THE JOHN WAYNE TRIBUTE WEEKEND - HANGING WITH THE DUKE: BILL CRIDER

Author Bill Crider's own little corner of the web can be found HERE

The first John Wayne movie I remember having seen is The Sands of Iwo Jima. This would have been around 1949 or 1950, probably about the time of its original release in theaters. I didn’t know who John Wayne was, and I don’t think any of the neighborhood kids did, either, but somehow several of us wound up in the theater together. What impressed every single one of us was the ending, which I’ll now have to reveal. If you haven’t see the movie, consider this a BIG SPOILER ALERT that continues to the end of this entire post. Wayne, Sgt. Stryker in the movie, having survived the hellish battles of Tarawa and Iwo Jima, is killed by sniper’s bullet as he prepares to light a cigarette. His men get the sniper and raise the flag as in the famous photo.



When I say we were impressed, I really mean it None of us, I’m sure, had ever seen a movie in which the main character died, but it seemed like a wonderful idea. For days afterward we reenacted the final scene, with fights breaking out over who was going to play Stryker. When we played cowboys, nobody ever wanted to die. You couldn’t make any of us fall down, no matter how many times someone claimed to have shot us. Wayne’s performance was so powerful that it changed us completely.



Twenty-something years later, I was living in Brownwood, a small Central Texas town where I was teaching at the time. My wife and I went to the local theater one Friday night to see another John Wayne movie: The Cowboys. By that time I knew who John Wayne was, and so did everybody else in town. At least half the audience wore cowboy hats that they didn’t bother to remove during the course of the film. The plot of The Cowboys, when you think about it, is amazingly similar to the plot of The Sands of Iwo Jima. Only the setting is different. This time, it’s a Old West cattle drive instead of WWII. Once again, John Wayne, playing Wil Andersen, is molding a motley group of youngsters with harsh methods that they’ll later realize are for their own good.

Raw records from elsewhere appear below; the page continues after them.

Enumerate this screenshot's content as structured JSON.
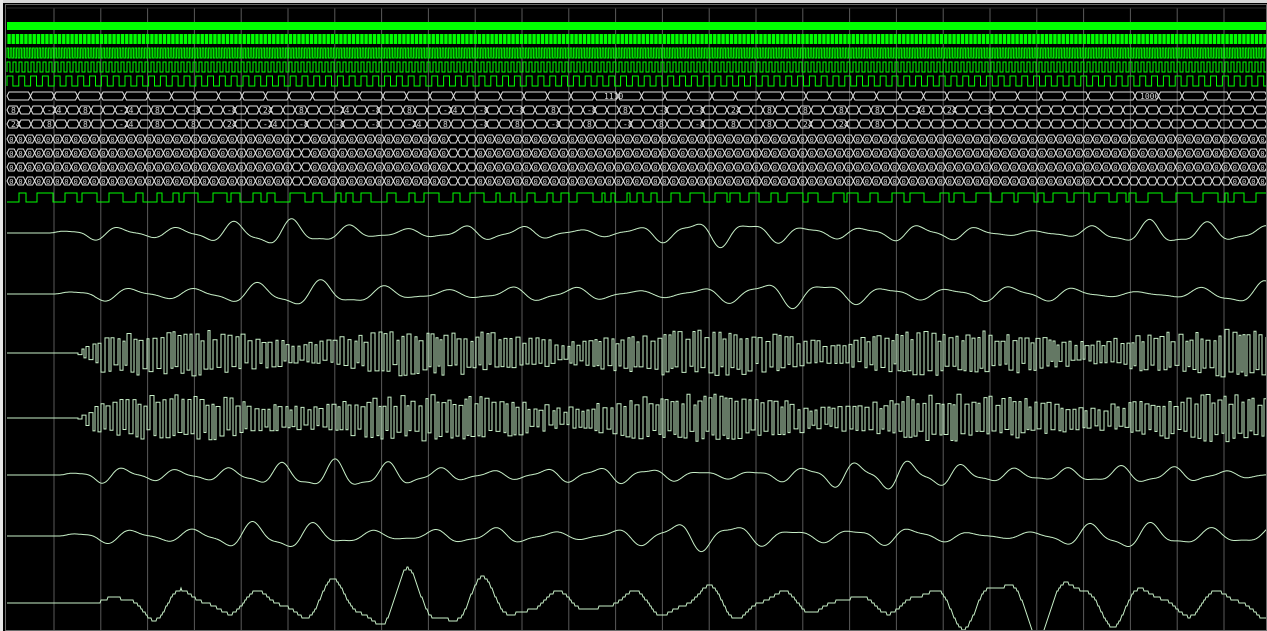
{
  "viewer": {
    "background": "#000000",
    "signal_color": "#00ff00",
    "analog_color": "#c8f0c8",
    "grid_color": "#5a5a5a"
  },
  "rows": {
    "bus_a_values": [
      "1110",
      "1000"
    ],
    "bus_b_values": [
      "8",
      "-24",
      "8",
      "-24",
      "8",
      "-8",
      "-8",
      "24",
      "8",
      "-24",
      "-8",
      "8",
      "-24",
      "-8",
      "-8",
      "8",
      "-8",
      "8",
      "-8",
      "-8",
      "24",
      "8",
      "8",
      "8",
      "8",
      "-24",
      "24",
      "-8"
    ],
    "bus_c_values": [
      "24",
      "8",
      "8",
      "-24",
      "8",
      "8",
      "24",
      "-24",
      "-8",
      "-8",
      "-8",
      "-24",
      "8",
      "-8",
      "8",
      "-8",
      "8",
      "-8",
      "8",
      "-8",
      "8",
      "8",
      "24",
      "24",
      "8"
    ],
    "digit_rows_value": "0"
  }
}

The big scene in the movie occurs when the head Bad Guy, Bruce Dern, has Wayne under the gun. All he as to do is pull the trigger, and Wayne dies. The half of the audience in cowboy hats began to cat-call and comment. “That sucker don’t know what he’s dealin’ with. Old John’ll blow him away!” “Damn right. Ain’t nobody ever gets the better of Big John.” And so on. It was getting a big rowdy. And then Bruce Dern pulled the trigger. The silence that fell over that theater was instant and amazing. It’s the only time in my life that I’ve actually experienced what could be called a “stunned silence.” Nobody said a word for the rest of the movie. People filed out afterward with scowls in their faces. It didn’t matter to them that the group of kids Wayne had been molding carried out the cattle drive, just as those others had raised the flag. The fact that Wayne’s character had been shot and killed struck them silent.



If there were any kids there, I’m sure they didn’t go home and play the Wayne role with their pals, but once again John Wayne proved that he had the power and the screen presence to impress and shock an audience. He wasn’t nominated for an Academy Award this time, as he was for The Sands of Iwo Jima, but he showed what a real movie star can do. It’s no wonder he’s been a favorite of mine for nearly 60 years.